Set in a stunning natural amphitheater, the Amphitheater Campground offers panoramic views of the surrounding San Juan Mountains. This campground is equipped with several amenities, including potable water, restrooms, and picnic tables. Its unique location provides a sense of seclusion while still being conveniently close to Telluride, and the campground’s elevation ensures cooler temperatures, making it a refreshing summer retreat.
Situated near the breathtaking Molas Pass, Little Molas Lake Campground is a gem in the San Juan Mountains. It was voted the “Most Scenic Campground in Colorado” by AAA! The campground offers basic amenities, including pit toilets, but there’s no potable water, so campers should bring their own. The proximity to the Colorado Trail makes it a popular spot for hikers and backpackers. The views of the surrounding peaks reflecting off the lake at sunrise and sunset are truly mesmerizing.
Located near Silverton, South Mineral Campground might be a bit of a drive from Telluride, but it’s well worth the journey. This campground is the gateway to the famed Ice Lakes Trail, a must-visit for any hiking enthusiast. The campground itself is equipped with picnic tables, fire rings, and vault toilets. A stream runs through the area, providing a potential water source with purification.

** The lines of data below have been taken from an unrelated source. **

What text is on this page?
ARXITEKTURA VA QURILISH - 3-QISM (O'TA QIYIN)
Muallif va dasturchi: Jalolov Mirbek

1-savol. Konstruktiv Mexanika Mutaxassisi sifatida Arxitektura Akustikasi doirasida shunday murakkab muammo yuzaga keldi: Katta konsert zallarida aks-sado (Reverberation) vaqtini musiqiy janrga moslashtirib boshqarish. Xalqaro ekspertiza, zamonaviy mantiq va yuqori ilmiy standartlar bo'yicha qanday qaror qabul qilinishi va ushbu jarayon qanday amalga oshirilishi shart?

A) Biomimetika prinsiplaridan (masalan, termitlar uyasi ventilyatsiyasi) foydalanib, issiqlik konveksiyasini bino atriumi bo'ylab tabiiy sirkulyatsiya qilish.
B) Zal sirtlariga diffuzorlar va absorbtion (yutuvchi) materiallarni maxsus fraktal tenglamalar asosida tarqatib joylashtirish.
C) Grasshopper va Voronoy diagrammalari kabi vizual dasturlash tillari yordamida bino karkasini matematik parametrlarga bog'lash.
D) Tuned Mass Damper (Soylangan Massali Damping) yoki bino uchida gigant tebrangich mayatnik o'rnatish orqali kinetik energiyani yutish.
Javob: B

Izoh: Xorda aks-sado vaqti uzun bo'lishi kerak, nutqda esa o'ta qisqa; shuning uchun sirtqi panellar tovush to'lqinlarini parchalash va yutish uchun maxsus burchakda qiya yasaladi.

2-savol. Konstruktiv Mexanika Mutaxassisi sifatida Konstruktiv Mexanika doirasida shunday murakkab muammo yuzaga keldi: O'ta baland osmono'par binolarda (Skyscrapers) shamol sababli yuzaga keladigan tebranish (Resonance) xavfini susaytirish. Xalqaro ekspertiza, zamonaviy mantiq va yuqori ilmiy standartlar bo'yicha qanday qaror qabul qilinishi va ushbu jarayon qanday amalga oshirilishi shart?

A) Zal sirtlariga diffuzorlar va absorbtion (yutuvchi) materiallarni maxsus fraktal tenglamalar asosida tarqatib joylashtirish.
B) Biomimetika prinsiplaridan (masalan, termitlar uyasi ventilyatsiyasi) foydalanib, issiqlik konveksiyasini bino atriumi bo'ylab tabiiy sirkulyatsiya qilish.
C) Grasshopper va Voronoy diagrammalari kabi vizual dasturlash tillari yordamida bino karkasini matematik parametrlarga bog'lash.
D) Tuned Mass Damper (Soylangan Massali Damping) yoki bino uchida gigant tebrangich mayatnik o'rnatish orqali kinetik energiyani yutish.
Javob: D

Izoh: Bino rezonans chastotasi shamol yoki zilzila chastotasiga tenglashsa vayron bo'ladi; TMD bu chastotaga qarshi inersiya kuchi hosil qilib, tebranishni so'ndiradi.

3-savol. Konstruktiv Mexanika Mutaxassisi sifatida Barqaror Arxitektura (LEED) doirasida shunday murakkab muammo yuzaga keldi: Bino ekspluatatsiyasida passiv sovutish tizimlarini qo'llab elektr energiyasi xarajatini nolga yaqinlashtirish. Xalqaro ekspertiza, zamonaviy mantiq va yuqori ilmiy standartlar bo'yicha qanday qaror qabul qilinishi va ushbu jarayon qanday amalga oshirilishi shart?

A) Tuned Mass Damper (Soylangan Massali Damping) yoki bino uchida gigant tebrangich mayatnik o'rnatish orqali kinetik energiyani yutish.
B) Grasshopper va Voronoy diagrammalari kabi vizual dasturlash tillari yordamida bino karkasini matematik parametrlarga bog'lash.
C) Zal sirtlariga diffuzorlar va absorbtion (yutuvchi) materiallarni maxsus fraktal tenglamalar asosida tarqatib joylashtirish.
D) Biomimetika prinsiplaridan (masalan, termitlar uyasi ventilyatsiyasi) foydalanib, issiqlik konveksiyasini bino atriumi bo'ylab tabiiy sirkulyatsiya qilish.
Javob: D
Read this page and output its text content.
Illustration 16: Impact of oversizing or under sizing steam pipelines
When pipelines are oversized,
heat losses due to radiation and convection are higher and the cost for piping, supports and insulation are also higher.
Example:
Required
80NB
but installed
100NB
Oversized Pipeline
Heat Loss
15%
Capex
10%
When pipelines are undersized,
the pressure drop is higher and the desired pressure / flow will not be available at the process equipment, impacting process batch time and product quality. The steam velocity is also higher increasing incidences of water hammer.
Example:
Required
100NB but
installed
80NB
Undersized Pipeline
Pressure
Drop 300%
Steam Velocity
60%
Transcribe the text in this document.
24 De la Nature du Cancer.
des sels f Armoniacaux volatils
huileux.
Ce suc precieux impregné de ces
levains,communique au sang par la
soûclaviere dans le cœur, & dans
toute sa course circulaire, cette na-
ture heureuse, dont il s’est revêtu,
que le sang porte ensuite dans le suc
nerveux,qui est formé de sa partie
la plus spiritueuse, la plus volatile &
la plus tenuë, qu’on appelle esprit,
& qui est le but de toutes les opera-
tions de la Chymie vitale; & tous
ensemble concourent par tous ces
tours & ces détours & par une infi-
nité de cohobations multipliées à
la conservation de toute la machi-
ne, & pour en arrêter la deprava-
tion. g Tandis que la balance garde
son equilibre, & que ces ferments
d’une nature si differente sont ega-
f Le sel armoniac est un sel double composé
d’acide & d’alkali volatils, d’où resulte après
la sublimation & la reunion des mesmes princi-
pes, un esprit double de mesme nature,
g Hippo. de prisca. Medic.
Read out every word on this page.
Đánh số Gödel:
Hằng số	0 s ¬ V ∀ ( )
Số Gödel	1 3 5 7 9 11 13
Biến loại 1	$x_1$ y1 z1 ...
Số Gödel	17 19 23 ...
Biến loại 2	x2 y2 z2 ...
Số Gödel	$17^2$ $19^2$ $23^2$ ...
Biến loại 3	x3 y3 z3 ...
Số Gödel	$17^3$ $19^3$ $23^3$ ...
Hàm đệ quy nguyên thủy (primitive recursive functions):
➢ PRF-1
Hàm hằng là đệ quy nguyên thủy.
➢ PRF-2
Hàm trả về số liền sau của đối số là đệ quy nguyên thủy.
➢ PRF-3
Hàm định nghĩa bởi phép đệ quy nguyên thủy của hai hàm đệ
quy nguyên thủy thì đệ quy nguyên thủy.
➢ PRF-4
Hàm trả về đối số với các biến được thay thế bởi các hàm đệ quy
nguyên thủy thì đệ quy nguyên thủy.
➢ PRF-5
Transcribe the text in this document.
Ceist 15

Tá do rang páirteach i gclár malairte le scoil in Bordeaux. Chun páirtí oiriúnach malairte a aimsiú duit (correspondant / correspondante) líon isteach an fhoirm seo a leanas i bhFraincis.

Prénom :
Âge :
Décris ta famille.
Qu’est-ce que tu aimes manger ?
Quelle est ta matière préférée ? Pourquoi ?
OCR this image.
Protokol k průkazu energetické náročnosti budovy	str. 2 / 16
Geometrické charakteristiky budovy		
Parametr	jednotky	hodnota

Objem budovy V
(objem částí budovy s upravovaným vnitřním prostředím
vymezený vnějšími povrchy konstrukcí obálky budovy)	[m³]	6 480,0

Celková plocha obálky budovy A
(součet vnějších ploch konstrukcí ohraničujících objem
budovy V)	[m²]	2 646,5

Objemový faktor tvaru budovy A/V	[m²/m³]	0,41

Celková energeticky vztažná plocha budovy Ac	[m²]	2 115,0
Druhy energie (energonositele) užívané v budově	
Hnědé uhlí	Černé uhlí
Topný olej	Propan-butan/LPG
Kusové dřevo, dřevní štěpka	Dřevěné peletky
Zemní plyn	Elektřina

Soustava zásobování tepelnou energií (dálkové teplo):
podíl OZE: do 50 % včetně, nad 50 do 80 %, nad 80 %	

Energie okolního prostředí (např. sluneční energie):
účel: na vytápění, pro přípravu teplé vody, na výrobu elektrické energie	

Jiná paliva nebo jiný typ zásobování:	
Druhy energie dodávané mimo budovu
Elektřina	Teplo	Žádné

The vibrant wildflower meadows and towering peaks make this a top choice for nature lovers.
Last Dollar Road is not just a camping spot but an experience in itself. This scenic drive, especially resplendent in the fall with golden aspens, offers dispersed camping opportunities along its length. While amenities are sparse, the panoramic views of the San Juan Mountains are unparalleled. Several trailheads dot the route, inviting adventurers to explore further. There’s no potable water available, so campers should come prepared. The road can be challenging in parts, so a high-clearance vehicle is recommended.
Lizard Head Pass is renowned for its dispersed camping opportunities on its east side and the iconic view of Lizard Head Peak. The pass sits at a high altitude, providing campers with crisp mountain air and starry night skies. While there are no formal amenities like restrooms or potable water, the natural beauty and hiking opportunities more than compensate. The Lizard Head Trail and Cross Mountain Trail are in close proximity, offering hikers challenging routes with rewarding views. Campers should be well-prepared, practicing Leave No Trace principles to maintain the area’s pristine condition.
Cayton Campground is a picturesque site nestled along the banks of the San Miguel River. This campground is particularly favored by anglers, given its proximity to the river, which teems with trout. Amenities at Cayton include picnic tables, fire rings, and vault toilets. While there’s no potable water available directly at the site, the river can be a source if you have a reliable water purification system. Nearby, the Galloping Goose Trail offers hikers and mountain bikers a scenic route through the San Juan Mountains.
Situated along the San Miguel River, Illium Campground is a haven for water enthusiasts. The gentle sounds of the river provide a calming ambiance, making it a favorite for relaxation. Amenities include fire rings, picnic tables, and vault toilets. While there’s no designated potable water source, the river can be used with proper purification. All sites are first-come, first-serve and they fill up quickly.